In this project, geospatial features are examined and included in the risk regression model to reveal the relationship between spatial features and the crime attempts, especially robbery, in Chicago. Although the predictions made by the model may not be precise enough in some particular areas, this projection can explain the current crime pattern in Chicago to some extent. 

However, I will probably not recommend the regression model for production use. Firstly, taking the future prediction as an example, the performance of the regression model is not ideal in northern part of Chicago: compared to kernel density analysis, it notably underestimates robberies in the northeast. Moreover, the MAE and the standard deviation of MAE are too small, which may indicate that the regression model is overfitting. This will result in the decrease in generalizability, and thus producing more errors in prediction. Additionally, the selected independent variables can only partly represent some factors driving robberies in Chicago. Other economic and demographic factors are dismissed in this model, leading to an incomprehensive interpretation of robberies.
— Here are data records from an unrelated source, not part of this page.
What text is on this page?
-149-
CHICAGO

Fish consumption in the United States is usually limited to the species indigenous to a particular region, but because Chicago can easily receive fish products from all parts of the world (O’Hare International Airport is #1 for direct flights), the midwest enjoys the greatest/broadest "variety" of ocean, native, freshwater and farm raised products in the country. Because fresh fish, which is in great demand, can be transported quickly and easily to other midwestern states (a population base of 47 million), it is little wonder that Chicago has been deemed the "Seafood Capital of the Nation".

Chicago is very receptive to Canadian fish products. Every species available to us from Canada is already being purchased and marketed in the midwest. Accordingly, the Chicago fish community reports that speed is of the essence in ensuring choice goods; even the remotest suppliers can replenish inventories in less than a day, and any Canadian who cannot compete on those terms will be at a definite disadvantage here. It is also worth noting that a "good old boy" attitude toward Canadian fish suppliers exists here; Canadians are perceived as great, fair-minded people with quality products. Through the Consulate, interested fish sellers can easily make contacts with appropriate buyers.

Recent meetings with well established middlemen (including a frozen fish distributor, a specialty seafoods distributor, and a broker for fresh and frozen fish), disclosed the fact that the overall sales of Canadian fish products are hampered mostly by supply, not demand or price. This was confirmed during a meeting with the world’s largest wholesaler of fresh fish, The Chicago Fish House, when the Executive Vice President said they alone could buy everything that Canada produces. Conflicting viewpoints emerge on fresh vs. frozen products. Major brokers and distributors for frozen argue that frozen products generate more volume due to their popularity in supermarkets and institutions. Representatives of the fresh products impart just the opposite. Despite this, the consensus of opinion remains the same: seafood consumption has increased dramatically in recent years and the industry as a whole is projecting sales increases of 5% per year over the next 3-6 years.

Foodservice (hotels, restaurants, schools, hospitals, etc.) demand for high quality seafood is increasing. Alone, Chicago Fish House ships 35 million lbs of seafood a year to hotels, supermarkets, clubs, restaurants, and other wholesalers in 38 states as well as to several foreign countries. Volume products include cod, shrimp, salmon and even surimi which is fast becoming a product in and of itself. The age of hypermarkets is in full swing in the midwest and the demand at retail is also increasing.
Furthermore, the base dataset is only about 2017, which is not representative enough, and more data about other years should be taken into consideration to produce a more reliable model. 

Due to these reasons, I would less likely to recommend this regression model for production use, but I will suggest that the model can be considered as a reference in fitting suitable model for police practice, since some variables in the regression model show significant relationships with robberies and the model makes a well prediction in some parts of Chicago in prediction.